Did you get your first choice of training location?
Yes I was lucky enough to get my first choice, which was the lab I already worked in. But I saw a few people who had to move across the country to take up places they were offered, which might not have been their first, second, or even third choice, so if the STP is something you really want to do, you may have to be flexible on location during your training.
What kind of experience is needed to get onto the program?
It’s a graduate scheme, so in theory all you need is a relevant undergraduate degree, however, it’s very competitive, and there are many applicants that meet the minimum criteria. In my intake I think there were about 16 Genetics trainees, and only one of them is a fresh graduate from university. About half of them have PhDs, and maybe around a third have worked as technicians in the NHS or in research.
What do you enjoy most about the STP so far?
I get to make a difference and help people through science. And I’m being challenged mentally; I have to innovate, and try to take my lab forward to provide a better service to patients, which is awesome.
What are the downsides?
Juggling the academic and the practical side of the training can be difficult, and you have to sacrifice your own spare time to get everything done. However, if you’re really passionate about the job, this isn’t too bad. Another key downside for people who like labwork would be the lack of lab time involved. I actually really enjoyed being in the lab when I was a technician, so I’ll miss it, but I’ve come to terms with it now!
The job can also be stressful at times. There’s a lot of work and tight deadlines to meet, and if something goes wrong, as scientists we have to be able to find a solution, otherwise we’ll be holding up the important work of the lab. But of course that’s also what makes it rewarding, how crucial the work we do is.

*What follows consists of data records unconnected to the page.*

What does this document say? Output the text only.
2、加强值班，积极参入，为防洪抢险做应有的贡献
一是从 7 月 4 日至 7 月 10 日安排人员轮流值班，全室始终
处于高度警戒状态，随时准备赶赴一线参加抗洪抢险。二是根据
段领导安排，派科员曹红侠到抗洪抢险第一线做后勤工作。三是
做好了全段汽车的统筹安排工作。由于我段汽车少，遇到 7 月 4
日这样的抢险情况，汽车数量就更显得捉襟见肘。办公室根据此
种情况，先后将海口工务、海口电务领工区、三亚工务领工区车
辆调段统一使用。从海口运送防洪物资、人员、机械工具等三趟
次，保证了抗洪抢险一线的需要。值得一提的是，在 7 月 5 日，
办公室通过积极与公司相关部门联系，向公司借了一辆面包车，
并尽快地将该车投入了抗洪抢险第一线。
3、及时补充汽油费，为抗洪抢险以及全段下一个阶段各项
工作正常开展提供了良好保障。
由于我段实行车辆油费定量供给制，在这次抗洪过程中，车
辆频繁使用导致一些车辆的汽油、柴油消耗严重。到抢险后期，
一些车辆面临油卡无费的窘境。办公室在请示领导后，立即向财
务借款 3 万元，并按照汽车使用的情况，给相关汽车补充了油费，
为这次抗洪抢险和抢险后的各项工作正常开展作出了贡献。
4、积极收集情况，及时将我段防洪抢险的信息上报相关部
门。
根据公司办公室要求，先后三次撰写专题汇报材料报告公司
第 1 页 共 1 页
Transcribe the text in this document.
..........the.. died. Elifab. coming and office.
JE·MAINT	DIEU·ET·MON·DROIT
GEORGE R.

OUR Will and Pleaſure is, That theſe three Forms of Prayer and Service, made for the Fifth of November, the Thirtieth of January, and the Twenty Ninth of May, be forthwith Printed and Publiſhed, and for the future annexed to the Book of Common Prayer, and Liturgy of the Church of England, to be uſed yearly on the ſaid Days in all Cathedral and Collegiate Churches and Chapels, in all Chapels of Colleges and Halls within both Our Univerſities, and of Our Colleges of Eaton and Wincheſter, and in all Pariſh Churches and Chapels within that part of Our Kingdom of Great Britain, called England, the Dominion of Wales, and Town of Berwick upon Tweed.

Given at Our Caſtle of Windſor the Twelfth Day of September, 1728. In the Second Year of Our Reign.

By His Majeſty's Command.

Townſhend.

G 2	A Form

What advice would you have for anyone trying to get onto the STP?
I was lucky because I’d worked in NHS labs before, and although that’s not the case for all successful trainees, I would advise trying to get some NHS exposure, even if it’s just visiting a lab for a few hours. Talking to healthcare scientists, and reading relevant journal articles, will also help you to keep on top of developments in your field and in the NHS, which is important in the interview. I would also recommend practicing before taking the online tests, as you can definitely become quicker with practice.